Corruption linked to Xi Jinping: what actually matters?

Even if the content in the Panama Papers which is specifically linked to Xi Jinping (among other top Chinese leaders) were freely discussable within China, what would actually matter?

For starters, Xi's brother-in-law in question was already known to be fabulously wealthy, and his newly disclosed offshore shell companies would have been a run-of-the-mill shenanigan for such a well-connected individual. Since Xi apparently had the political acumen to ensure they ceased operation as he rose to power in 2012, there's little actual new or current substance which could be posed as a "smoking gun" against the integrity of his present administration.

However, for a powerful leader who has cultivated a populist image as a big graft-buster, it inevitably fuels suspicions that party discipline is anything but impartial or apolitical. It opens up a debate that neither Xi nor the party wants China to have out in the open.

In the end, though, this is all inconsequential. Whether it's China or the US (or anywhere), corruption per se isn't the real issue; neither even is the lack or weakness of checks on it. Rather, the fundamental problem is that all economic development tends to produce a small minority of short-term winners versus a large majority of short-term losers in relative terms, even if it more rarely does so in absolute terms. A corrupt elite which habitually gets away with tremendous malfeasance during booms will quickly find that it can't get away even with much smaller misdeeds during busts. Of course, owing to the lack of electoral and independent civic mechanisms, the stakes are always higher for authoritarian systems.

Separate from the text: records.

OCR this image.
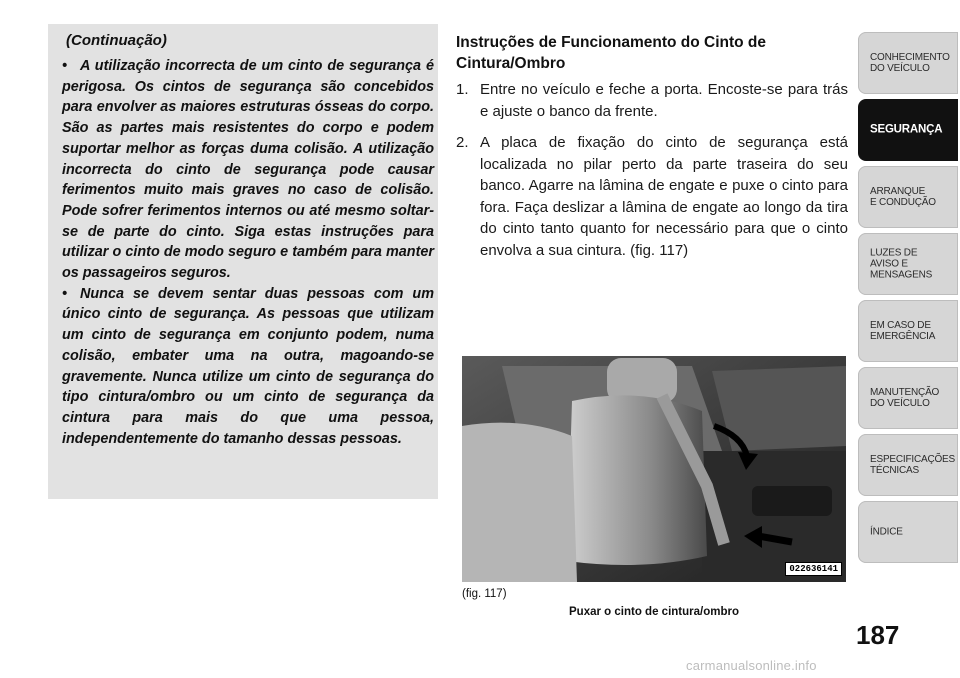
(Continuação)

• A utilização incorrecta de um cinto de segurança é perigosa. Os cintos de segurança são concebidos para envolver as maiores estruturas ósseas do corpo. São as partes mais resistentes do corpo e podem suportar melhor as forças duma colisão. A utilização incorrecta do cinto de segurança pode causar ferimentos muito mais graves no caso de colisão. Pode sofrer ferimentos internos ou até mesmo soltar-se de parte do cinto. Siga estas instruções para utilizar o cinto de modo seguro e também para manter os passageiros seguros.

• Nunca se devem sentar duas pessoas com um único cinto de segurança. As pessoas que utilizam um cinto de segurança em conjunto podem, numa colisão, embater uma na outra, magoando-se gravemente. Nunca utilize um cinto de segurança do tipo cintura/ombro ou um cinto de segurança da cintura para mais do que uma pessoa, independentemente do tamanho dessas pessoas.

Instruções de Funcionamento do Cinto de Cintura/Ombro
1. Entre no veículo e feche a porta. Encoste-se para trás e ajuste o banco da frente.
2. A placa de fixação do cinto de segurança está localizada no pilar perto da parte traseira do seu banco. Agarre na lâmina de engate e puxe o cinto para fora. Faça deslizar a lâmina de engate ao longo da tira do cinto tanto quanto for necessário para que o cinto envolva a sua cintura. (fig. 117)
022636141
(fig. 117)
Puxar o cinto de cintura/ombro
CONHECIMENTO
DO VEÍCULO
SEGURANÇA
ARRANQUE
E CONDUÇÃO
LUZES DE
AVISO E
MENSAGENS
EM CASO DE
EMERGÊNCIA
MANUTENÇÃO
DO VEÍCULO
ESPECIFICAÇÕES
TÉCNICAS
ÍNDICE
187
carmanualsonline.info
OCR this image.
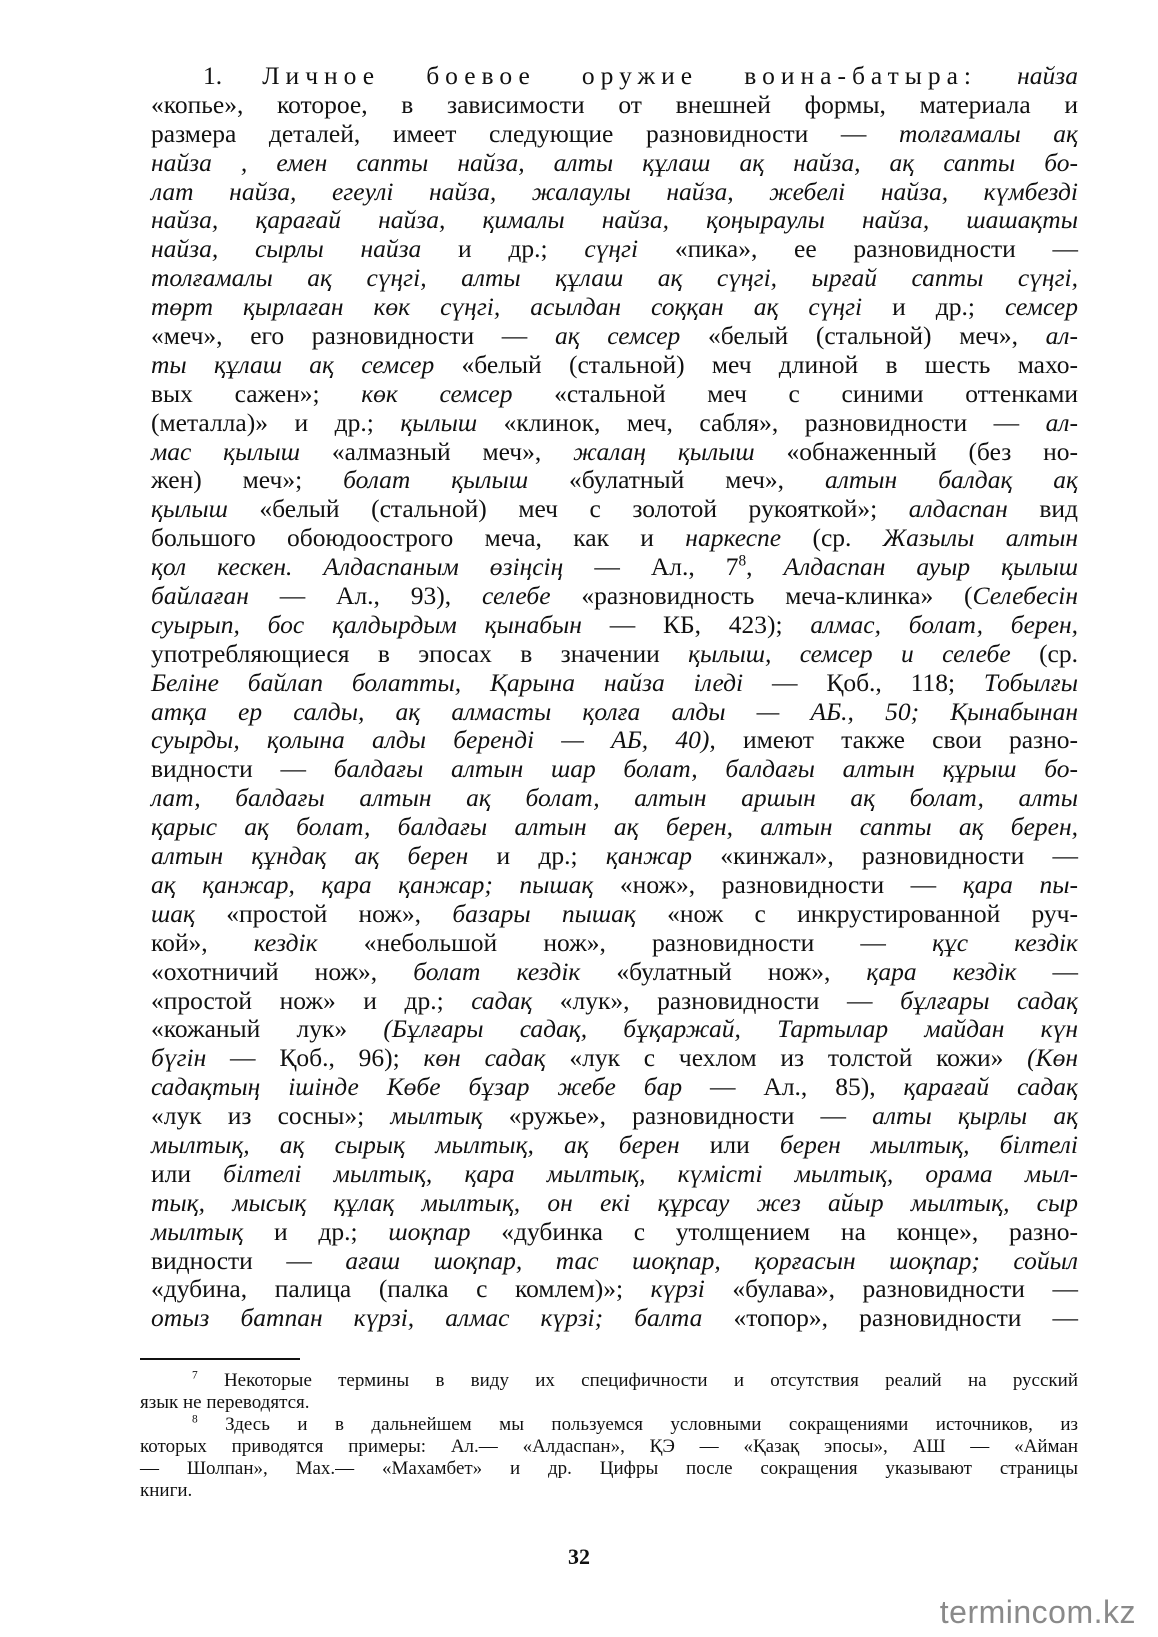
1. Личное боевое оружие воина-батыра: найза
«копье», которое, в зависимости от внешней формы, материала и
размера деталей, имеет следующие разновидности — толғамалы ақ
найза , емен сапты найза, алты құлаш ақ найза, ақ сапты бо-
лат найза, егеулі найза, жалаулы найза, жебелі найза, күмбезді
найза, қарағай найза, қималы найза, қоңыраулы найза, шашақты
найза, сырлы найза и др.; сүңгі «пика», ее разновидности —
толғамалы ақ сүңгі, алты құлаш ақ сүңгі, ырғай сапты сүңгі,
төрт қырлаған көк сүңгі, асылдан соққан ақ сүңгі и др.; семсер
«меч», его разновидности — ақ семсер «белый (стальной) меч», ал-
ты құлаш ақ семсер «белый (стальной) меч длиной в шесть махо-
вых сажен»; көк семсер «стальной меч с синими оттенками
(металла)» и др.; қылыш «клинок, меч, сабля», разновидности — ал-
мас қылыш «алмазный меч», жалаң қылыш «обнаженный (без но-
жен) меч»; болат қылыш «булатный меч», алтын балдақ ақ
қылыш «белый (стальной) меч с золотой рукояткой»; алдаспан вид
большого обоюдоострого меча, как и наркеспе (ср. Жазылы алтын
қол кескен. Алдаспаным өзіңсің — Ал., $7^8$, Алдаспан ауыр қылыш
байлаған — Ал., 93), селебе «разновидность меча-клинка» (Селебесін
суырып, бос қалдырдым қынабын — КБ, 423); алмас, болат, берен,
употребляющиеся в эпосах в значении қылыш, семсер и селебе (ср.
Беліне байлап болатты, Қарына найза іледі — Қоб., 118; Тобылғы
атқа ер салды, ақ алмасты қолға алды — АБ., 50; Қынабынан
суырды, қолына алды беренді — АБ, 40), имеют также свои разно-
видности — балдағы алтын шар болат, балдағы алтын құрыш бо-
лат, балдағы алтын ақ болат, алтын аршын ақ болат, алты
қарыс ақ болат, балдағы алтын ақ берен, алтын сапты ақ берен,
алтын құндақ ақ берен и др.; қанжар «кинжал», разновидности —
ақ қанжар, қара қанжар; пышақ «нож», разновидности — қара пы-
шақ «простой нож», базары пышақ «нож с инкрустированной руч-
кой», кездік «небольшой нож», разновидности — құс кездік
«охотничий нож», болат кездік «булатный нож», қара кездік —
«простой нож» и др.; садақ «лук», разновидности — бұлғары садақ
«кожаный лук» (Бұлғары садақ, бұқаржай, Тартылар майдан күн
бүгін — Қоб., 96); көн садақ «лук с чехлом из толстой кожи» (Көн
садақтың ішінде Көбе бұзар жебе бар — Ал., 85), қарағай садақ
«лук из сосны»; мылтық «ружье», разновидности — алты қырлы ақ
мылтық, ақ сырық мылтық, ақ берен или берен мылтық, білтелі
или білтелі мылтық, қара мылтық, күмісті мылтық, орама мыл-
тық, мысық құлақ мылтық, он екі құрсау жез айыр мылтық, сыр
мылтық и др.; шоқпар «дубинка с утолщением на конце», разно-
видности — ағаш шоқпар, тас шоқпар, қорғасын шоқпар; сойыл
«дубина, палица (палка с комлем)»; күрзі «булава», разновидности —
отыз батпан күрзі, алмас күрзі; балта «топор», разновидности —
$^7$ Некоторые термины в виду их специфичности и отсутствия реалий на русский
язык не переводятся.
$^8$ Здесь и в дальнейшем мы пользуемся условными сокращениями источников, из
которых приводятся примеры: Ал.— «Алдаспан», ҚЭ — «Қазақ эпосы», АШ — «Айман
— Шолпан», Мах.— «Махамбет» и др. Цифры после сокращения указывают страницы
книги.
32
termincom.kz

It matters far less, then, that Xi's relatives and close associates have probably gotten away with effective murder (in financial terms) in the past without having to answer for it; what makes or breaks the regime today is if and to what extent even they are restricted now compared to the earlier go-go years (i.e. the height of the post-crisis stimulus era, 2009-12, the period in which Xi's brother-in-law's aforementioned shell companies were active).